I didn't mention it in my first post, but extending the examples, there is an issue with the kind of test Susannah took that makes her matching results at GEDmatch more difficult to interpret. Genes for Good use a microarray unlike any of the companies doing genealogy testing. Their principal interest is medicine and pharmacology, so while they test more SNPs than any other of our standard companies (almost 744,000), only about 250,000 of them are not exonic markers...meaning that all but those 250K are related to protein coding genes or their flanking or control regions. Other than genes that involve phenotype, like hair and eye color, the rest of those are going to be 99.9%+ identical among all humans. We all have the same neural, cardiovascular, and musculoskeletal systems, for example.

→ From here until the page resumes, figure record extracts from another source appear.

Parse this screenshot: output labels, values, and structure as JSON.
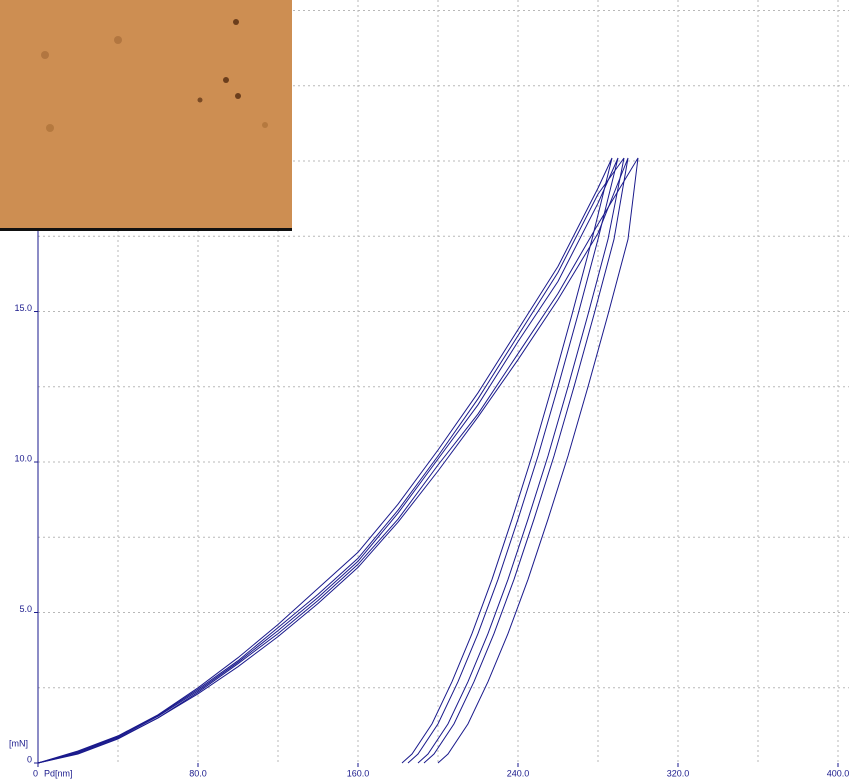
{
  "chart_data": {
    "type": "line",
    "x_label": "Pd[nm]",
    "y_label": "[mN]",
    "xlim": [
      0,
      405.5
    ],
    "ylim": [
      0,
      25.35
    ],
    "xticks": [
      0,
      {
        "value": 80,
        "label": "80.0"
      },
      {
        "value": 160,
        "label": "160.0"
      },
      {
        "value": 240,
        "label": "240.0"
      },
      {
        "value": 320,
        "label": "320.0"
      },
      {
        "value": 400,
        "label": "400.0"
      }
    ],
    "yticks": [
      0,
      {
        "value": 5,
        "label": "5.0"
      },
      {
        "value": 10,
        "label": "10.0"
      },
      {
        "value": 15,
        "label": "15.0"
      }
    ],
    "xgrid": [
      40,
      80,
      120,
      160,
      200,
      240,
      280,
      320,
      360,
      400
    ],
    "ygrid": [
      2.5,
      5,
      7.5,
      10,
      12.5,
      15,
      17.5,
      20,
      22.5,
      25
    ],
    "series": [
      {
        "color": "#1a1a8c",
        "x": [
          0,
          20,
          40,
          60,
          80,
          100,
          120,
          140,
          160,
          180,
          200,
          220,
          240,
          260,
          280,
          290,
          280,
          270,
          260,
          250,
          240,
          230,
          220,
          210,
          200,
          190,
          185
        ],
        "values": [
          0,
          0.35,
          0.85,
          1.55,
          2.4,
          3.35,
          4.4,
          5.5,
          6.7,
          8.3,
          10.1,
          11.9,
          14,
          16,
          18.6,
          20.1,
          17.4,
          14.9,
          12.5,
          10.2,
          8.1,
          6.1,
          4.3,
          2.7,
          1.3,
          0.3,
          0
        ]
      },
      {
        "color": "#1a1a8c",
        "x": [
          0,
          20,
          40,
          60,
          80,
          100,
          120,
          140,
          160,
          180,
          200,
          220,
          240,
          260,
          280,
          295,
          288,
          278,
          268,
          258,
          248,
          238,
          228,
          218,
          208,
          198,
          193
        ],
        "values": [
          0,
          0.3,
          0.8,
          1.5,
          2.3,
          3.2,
          4.2,
          5.3,
          6.5,
          8.0,
          9.7,
          11.5,
          13.4,
          15.4,
          17.6,
          20.1,
          17.4,
          14.9,
          12.5,
          10.2,
          8.1,
          6.1,
          4.3,
          2.7,
          1.3,
          0.3,
          0
        ]
      },
      {
        "color": "#1a1a8c",
        "x": [
          0,
          20,
          40,
          60,
          80,
          100,
          120,
          140,
          160,
          180,
          200,
          220,
          240,
          260,
          280,
          287,
          277,
          267,
          257,
          247,
          237,
          227,
          217,
          207,
          197,
          187,
          182
        ],
        "values": [
          0,
          0.4,
          0.9,
          1.6,
          2.5,
          3.5,
          4.6,
          5.8,
          7.0,
          8.6,
          10.4,
          12.3,
          14.4,
          16.5,
          19.1,
          20.1,
          17.4,
          14.9,
          12.5,
          10.2,
          8.1,
          6.1,
          4.3,
          2.7,
          1.3,
          0.3,
          0
        ]
      },
      {
        "color": "#1a1a8c",
        "x": [
          0,
          20,
          40,
          60,
          80,
          100,
          120,
          140,
          160,
          180,
          200,
          220,
          240,
          260,
          280,
          300,
          295,
          285,
          275,
          265,
          255,
          245,
          235,
          225,
          215,
          205,
          200
        ],
        "values": [
          0,
          0.32,
          0.82,
          1.5,
          2.35,
          3.3,
          4.3,
          5.4,
          6.6,
          8.1,
          9.9,
          11.6,
          13.6,
          15.6,
          17.9,
          20.1,
          17.4,
          14.9,
          12.5,
          10.2,
          8.1,
          6.1,
          4.3,
          2.7,
          1.3,
          0.3,
          0
        ]
      },
      {
        "color": "#1a1a8c",
        "x": [
          0,
          20,
          40,
          60,
          80,
          100,
          120,
          140,
          160,
          180,
          200,
          220,
          240,
          260,
          280,
          293,
          285,
          275,
          265,
          255,
          245,
          235,
          225,
          215,
          205,
          195,
          190
        ],
        "values": [
          0,
          0.37,
          0.88,
          1.58,
          2.45,
          3.4,
          4.5,
          5.6,
          6.8,
          8.4,
          10.2,
          12.1,
          14.2,
          16.3,
          18.9,
          20.1,
          17.4,
          14.9,
          12.5,
          10.2,
          8.1,
          6.1,
          4.3,
          2.7,
          1.3,
          0.3,
          0
        ]
      }
    ]
  }
}
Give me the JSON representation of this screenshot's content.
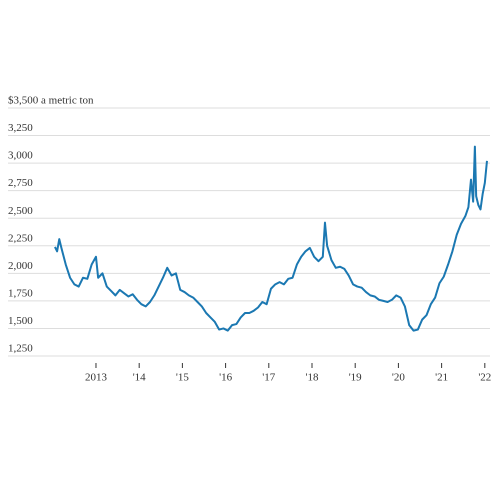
{
  "chart_data": {
    "type": "line",
    "x": [
      2012.05,
      2012.1,
      2012.15,
      2012.2,
      2012.3,
      2012.4,
      2012.5,
      2012.6,
      2012.7,
      2012.8,
      2012.9,
      2013.0,
      2013.05,
      2013.15,
      2013.25,
      2013.35,
      2013.45,
      2013.55,
      2013.65,
      2013.75,
      2013.85,
      2013.95,
      2014.05,
      2014.15,
      2014.25,
      2014.35,
      2014.45,
      2014.55,
      2014.65,
      2014.75,
      2014.85,
      2014.95,
      2015.05,
      2015.15,
      2015.25,
      2015.35,
      2015.45,
      2015.55,
      2015.65,
      2015.75,
      2015.85,
      2015.95,
      2016.05,
      2016.15,
      2016.25,
      2016.35,
      2016.45,
      2016.55,
      2016.65,
      2016.75,
      2016.85,
      2016.95,
      2017.05,
      2017.15,
      2017.25,
      2017.35,
      2017.45,
      2017.55,
      2017.65,
      2017.75,
      2017.85,
      2017.95,
      2018.05,
      2018.15,
      2018.25,
      2018.3,
      2018.35,
      2018.45,
      2018.55,
      2018.65,
      2018.75,
      2018.85,
      2018.95,
      2019.05,
      2019.15,
      2019.25,
      2019.35,
      2019.45,
      2019.55,
      2019.65,
      2019.75,
      2019.85,
      2019.95,
      2020.05,
      2020.15,
      2020.25,
      2020.35,
      2020.45,
      2020.55,
      2020.65,
      2020.75,
      2020.85,
      2020.95,
      2021.05,
      2021.15,
      2021.25,
      2021.35,
      2021.45,
      2021.55,
      2021.62,
      2021.68,
      2021.73,
      2021.77,
      2021.8,
      2021.85,
      2021.9,
      2021.95,
      2022.0,
      2022.05
    ],
    "values": [
      2240,
      2200,
      2310,
      2230,
      2080,
      1960,
      1900,
      1880,
      1960,
      1950,
      2080,
      2150,
      1960,
      2000,
      1880,
      1840,
      1800,
      1850,
      1820,
      1790,
      1810,
      1760,
      1720,
      1700,
      1740,
      1800,
      1880,
      1960,
      2050,
      1980,
      2000,
      1850,
      1830,
      1800,
      1780,
      1740,
      1700,
      1640,
      1600,
      1560,
      1490,
      1500,
      1480,
      1530,
      1540,
      1600,
      1640,
      1640,
      1660,
      1690,
      1740,
      1720,
      1860,
      1900,
      1920,
      1900,
      1950,
      1960,
      2080,
      2150,
      2200,
      2230,
      2150,
      2110,
      2150,
      2460,
      2250,
      2120,
      2050,
      2060,
      2040,
      1980,
      1900,
      1880,
      1870,
      1830,
      1800,
      1790,
      1760,
      1750,
      1740,
      1760,
      1800,
      1780,
      1700,
      1530,
      1480,
      1490,
      1580,
      1620,
      1720,
      1780,
      1910,
      1970,
      2080,
      2200,
      2350,
      2450,
      2520,
      2600,
      2850,
      2650,
      3150,
      2700,
      2620,
      2580,
      2720,
      2820,
      3020
    ],
    "color": "#1b78b2",
    "xlim": [
      2011.82,
      2022.12
    ],
    "xticks": [
      {
        "value": 2013,
        "label": "2013"
      },
      {
        "value": 2014,
        "label": "'14"
      },
      {
        "value": 2015,
        "label": "'15"
      },
      {
        "value": 2016,
        "label": "'16"
      },
      {
        "value": 2017,
        "label": "'17"
      },
      {
        "value": 2018,
        "label": "'18"
      },
      {
        "value": 2019,
        "label": "'19"
      },
      {
        "value": 2020,
        "label": "'20"
      },
      {
        "value": 2021,
        "label": "'21"
      },
      {
        "value": 2022,
        "label": "'22"
      }
    ],
    "ylim": [
      1250,
      3500
    ],
    "yticks": [
      {
        "value": 1250,
        "label": "1,250"
      },
      {
        "value": 1500,
        "label": "1,500"
      },
      {
        "value": 1750,
        "label": "1,750"
      },
      {
        "value": 2000,
        "label": "2,000"
      },
      {
        "value": 2250,
        "label": "2,250"
      },
      {
        "value": 2500,
        "label": "2,500"
      },
      {
        "value": 2750,
        "label": "2,750"
      },
      {
        "value": 3000,
        "label": "3,000"
      },
      {
        "value": 3250,
        "label": "3,250"
      },
      {
        "value": 3500,
        "label": "$3,500 a metric ton"
      }
    ],
    "grid": true
  }
}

By contrast, even though from around 10% to 18% of the SNPs our genealogy tests look at are exonic markers, that still leaves us on average with about 500,000 SNPs to compare that have more relevance to population genetics. Having half as many meaningful markers in the Genes for Good data definitely, at least at GEDmatch, leads to an increased possibility of false-positives. If I run my 23andMe v5 kit against Susannah's kit at the 3cM, 100 SNP window, prevent hard breaks settings, the result is a humorous 238.8cM over 56 shared segments. If that total amount were over a dozen or fewer segments, that would make us 2nd cousins.
About 10 days ago here on G2G I provided a summary of some the steps I go through to evaluate the validity of small segments. It isn't that they're de facto always false. But they're sorta like the FTX crypto-currency guy trying to sell you an expensive investment that he guarantees will increase over 10-fold by next Monday: approach with skepticism. Again, just like in lab research, the primary objective is to attempt to disprove the hypothesis, not prove it. The real battle is to always avoid confirmation bias.